DPOC: Classificação GOLD e Tratamento do Grupo E

SMS Curitiba - Secretaria Municipal de Saúde de Curitiba (PR) — Prova 2026

Enunciado

Um paciente já previamente diagnosticado com Doença Pulmonar Obstrutiva Crônica (DPOC) refere cansaço para atividades do dia a dia, como tomar banho e vestir-se, além de precisar parar para descansar ao caminhar em ritmo normal por 100 metros. Nos últimos 12 meses apresentou duas exacerbações, sendo uma com necessidade de internação hospitalar. Qual a classificação da gravidade e o tratamento inicial mais adequado?

Alternativas

  1. A) GOLD 2, grupo B; iniciar broncodilatador de curta duração isolado conforme necessidade.
  2. B) GOLD 3, grupo A; iniciar LAMA isolado.
  3. C) GOLD 2, grupo E; iniciar combinação LAMA + LABA.
  4. D) GOLD 2, grupo E; iniciar LABA + corticoide inalatório isolado.

Pérola Clínica

≥ 2 exacerbações moderadas ou 1 hospitalização = Grupo E → Iniciar LAMA + LABA.

Resumo-Chave

A classificação GOLD atual consolidou os antigos grupos C e D no grupo E (Exacerbadores), priorizando a terapia dupla broncodilatadora inicial para quem tem histórico de internação ou crises frequentes.

Contexto Educacional

A Doença Pulmonar Obstrutiva Crônica (DPOC) é caracterizada por limitação persistente do fluxo aéreo. A atualização do GOLD (Global Initiative for Chronic Obstructive Lung Disease) consolidou os pacientes com alto risco de exacerbação no Grupo E. O tratamento foca na redução de sintomas e, crucialmente, na prevenção de exacerbações, que aceleram o declínio da função pulmonar.

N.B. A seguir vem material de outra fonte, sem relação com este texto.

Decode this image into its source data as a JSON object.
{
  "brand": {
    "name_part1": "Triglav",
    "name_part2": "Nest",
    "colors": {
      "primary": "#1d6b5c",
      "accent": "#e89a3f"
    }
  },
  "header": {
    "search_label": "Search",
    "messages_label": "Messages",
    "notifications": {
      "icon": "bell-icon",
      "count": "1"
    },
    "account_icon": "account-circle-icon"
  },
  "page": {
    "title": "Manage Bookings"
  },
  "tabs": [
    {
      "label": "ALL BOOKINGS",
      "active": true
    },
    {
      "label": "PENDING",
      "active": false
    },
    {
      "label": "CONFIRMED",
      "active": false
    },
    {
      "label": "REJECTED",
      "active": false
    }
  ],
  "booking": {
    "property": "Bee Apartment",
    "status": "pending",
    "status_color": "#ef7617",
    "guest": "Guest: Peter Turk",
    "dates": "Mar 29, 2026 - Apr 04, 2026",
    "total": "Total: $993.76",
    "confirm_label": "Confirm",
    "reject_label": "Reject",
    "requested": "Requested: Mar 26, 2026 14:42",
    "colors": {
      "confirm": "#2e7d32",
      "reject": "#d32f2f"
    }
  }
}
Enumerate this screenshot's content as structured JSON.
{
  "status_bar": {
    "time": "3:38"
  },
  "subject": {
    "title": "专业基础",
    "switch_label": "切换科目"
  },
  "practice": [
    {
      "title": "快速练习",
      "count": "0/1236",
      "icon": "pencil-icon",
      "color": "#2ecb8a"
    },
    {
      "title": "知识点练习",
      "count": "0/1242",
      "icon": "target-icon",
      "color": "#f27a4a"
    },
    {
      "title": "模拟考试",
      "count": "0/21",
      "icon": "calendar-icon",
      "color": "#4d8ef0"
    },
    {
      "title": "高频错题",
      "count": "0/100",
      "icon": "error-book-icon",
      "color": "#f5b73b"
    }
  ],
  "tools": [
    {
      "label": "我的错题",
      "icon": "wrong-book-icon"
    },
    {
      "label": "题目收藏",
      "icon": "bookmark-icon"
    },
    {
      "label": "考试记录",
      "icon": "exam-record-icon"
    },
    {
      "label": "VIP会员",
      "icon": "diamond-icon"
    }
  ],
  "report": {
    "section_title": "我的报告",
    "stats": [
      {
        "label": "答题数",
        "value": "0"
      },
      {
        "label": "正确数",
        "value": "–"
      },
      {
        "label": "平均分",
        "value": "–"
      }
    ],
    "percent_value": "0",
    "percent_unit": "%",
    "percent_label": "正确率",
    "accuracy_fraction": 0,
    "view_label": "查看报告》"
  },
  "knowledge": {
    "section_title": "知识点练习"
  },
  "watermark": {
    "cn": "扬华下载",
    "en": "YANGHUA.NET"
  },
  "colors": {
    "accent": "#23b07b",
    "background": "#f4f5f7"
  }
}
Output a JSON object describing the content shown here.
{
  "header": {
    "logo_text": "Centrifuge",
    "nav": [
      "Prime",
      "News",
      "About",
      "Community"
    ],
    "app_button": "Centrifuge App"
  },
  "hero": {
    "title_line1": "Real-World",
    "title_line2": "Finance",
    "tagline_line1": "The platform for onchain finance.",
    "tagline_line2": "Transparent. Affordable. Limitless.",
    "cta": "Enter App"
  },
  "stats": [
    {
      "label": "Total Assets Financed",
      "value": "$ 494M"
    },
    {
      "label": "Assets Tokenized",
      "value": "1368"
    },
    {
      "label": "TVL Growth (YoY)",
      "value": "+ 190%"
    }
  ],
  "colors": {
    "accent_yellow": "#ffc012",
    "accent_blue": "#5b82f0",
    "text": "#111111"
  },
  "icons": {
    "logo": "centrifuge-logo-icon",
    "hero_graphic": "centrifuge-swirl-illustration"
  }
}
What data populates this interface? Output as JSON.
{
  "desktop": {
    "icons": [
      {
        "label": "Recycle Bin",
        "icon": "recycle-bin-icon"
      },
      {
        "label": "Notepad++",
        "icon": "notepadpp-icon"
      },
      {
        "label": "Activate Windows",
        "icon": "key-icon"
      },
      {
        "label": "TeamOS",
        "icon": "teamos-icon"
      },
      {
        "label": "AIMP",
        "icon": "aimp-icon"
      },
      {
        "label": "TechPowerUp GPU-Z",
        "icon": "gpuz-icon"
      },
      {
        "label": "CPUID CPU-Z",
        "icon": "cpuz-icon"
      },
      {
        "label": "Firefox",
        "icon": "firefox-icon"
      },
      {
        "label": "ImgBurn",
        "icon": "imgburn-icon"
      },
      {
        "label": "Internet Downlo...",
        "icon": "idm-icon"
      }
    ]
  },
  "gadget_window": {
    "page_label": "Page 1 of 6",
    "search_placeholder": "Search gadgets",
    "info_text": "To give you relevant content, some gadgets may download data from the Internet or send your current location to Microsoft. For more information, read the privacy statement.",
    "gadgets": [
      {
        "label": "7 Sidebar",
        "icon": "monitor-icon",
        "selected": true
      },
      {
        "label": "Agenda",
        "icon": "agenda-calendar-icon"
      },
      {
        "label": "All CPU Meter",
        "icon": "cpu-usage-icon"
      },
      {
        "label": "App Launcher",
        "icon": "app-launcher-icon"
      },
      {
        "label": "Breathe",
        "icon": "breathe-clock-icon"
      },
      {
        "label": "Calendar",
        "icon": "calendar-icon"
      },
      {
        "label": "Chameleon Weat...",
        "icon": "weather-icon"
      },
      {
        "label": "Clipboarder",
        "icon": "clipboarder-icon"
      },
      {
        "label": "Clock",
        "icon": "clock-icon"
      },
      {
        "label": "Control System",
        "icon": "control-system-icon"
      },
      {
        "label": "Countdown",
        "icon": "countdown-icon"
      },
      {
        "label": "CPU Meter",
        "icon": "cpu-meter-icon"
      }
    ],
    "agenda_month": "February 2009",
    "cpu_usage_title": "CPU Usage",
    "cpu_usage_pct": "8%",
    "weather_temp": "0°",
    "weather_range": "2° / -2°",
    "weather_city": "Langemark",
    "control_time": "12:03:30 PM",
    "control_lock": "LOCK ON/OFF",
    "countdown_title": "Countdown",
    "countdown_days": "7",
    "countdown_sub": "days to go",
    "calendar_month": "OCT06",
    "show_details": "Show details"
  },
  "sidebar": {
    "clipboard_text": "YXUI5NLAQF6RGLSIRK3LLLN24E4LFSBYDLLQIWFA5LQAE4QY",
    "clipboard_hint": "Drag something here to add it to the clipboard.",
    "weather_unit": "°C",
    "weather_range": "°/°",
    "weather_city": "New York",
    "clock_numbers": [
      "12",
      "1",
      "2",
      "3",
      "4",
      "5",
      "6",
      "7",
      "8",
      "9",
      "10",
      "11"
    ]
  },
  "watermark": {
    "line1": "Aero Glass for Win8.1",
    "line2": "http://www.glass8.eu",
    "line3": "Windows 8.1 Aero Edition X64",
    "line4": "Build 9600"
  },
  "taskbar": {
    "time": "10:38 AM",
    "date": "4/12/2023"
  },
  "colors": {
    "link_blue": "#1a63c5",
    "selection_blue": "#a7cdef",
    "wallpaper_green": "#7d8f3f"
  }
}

A combinação de um Antagonista Muscarínico de Longa Ação (LAMA) com um Beta-2 Agonista de Longa Ação (LABA) é superior à monoterapia para este grupo, otimizando a função pulmonar e reduzindo a taxa de exacerbações.

Perguntas Frequentes

O que define o Grupo E na classificação GOLD?

O Grupo E (Exacerbadores) é definido independentemente da intensidade dos sintomas (mMRC ou CAT), desde que o paciente tenha apresentado duas ou mais exacerbações moderadas ou pelo menos uma exacerbação que resultou em hospitalização no último ano. Essa mudança na classificação GOLD visa simplificar o manejo e garantir que pacientes de alto risco recebam terapia broncodilatadora dupla (LAMA + LABA) precocemente para reduzir o risco de novos eventos e melhorar a função pulmonar.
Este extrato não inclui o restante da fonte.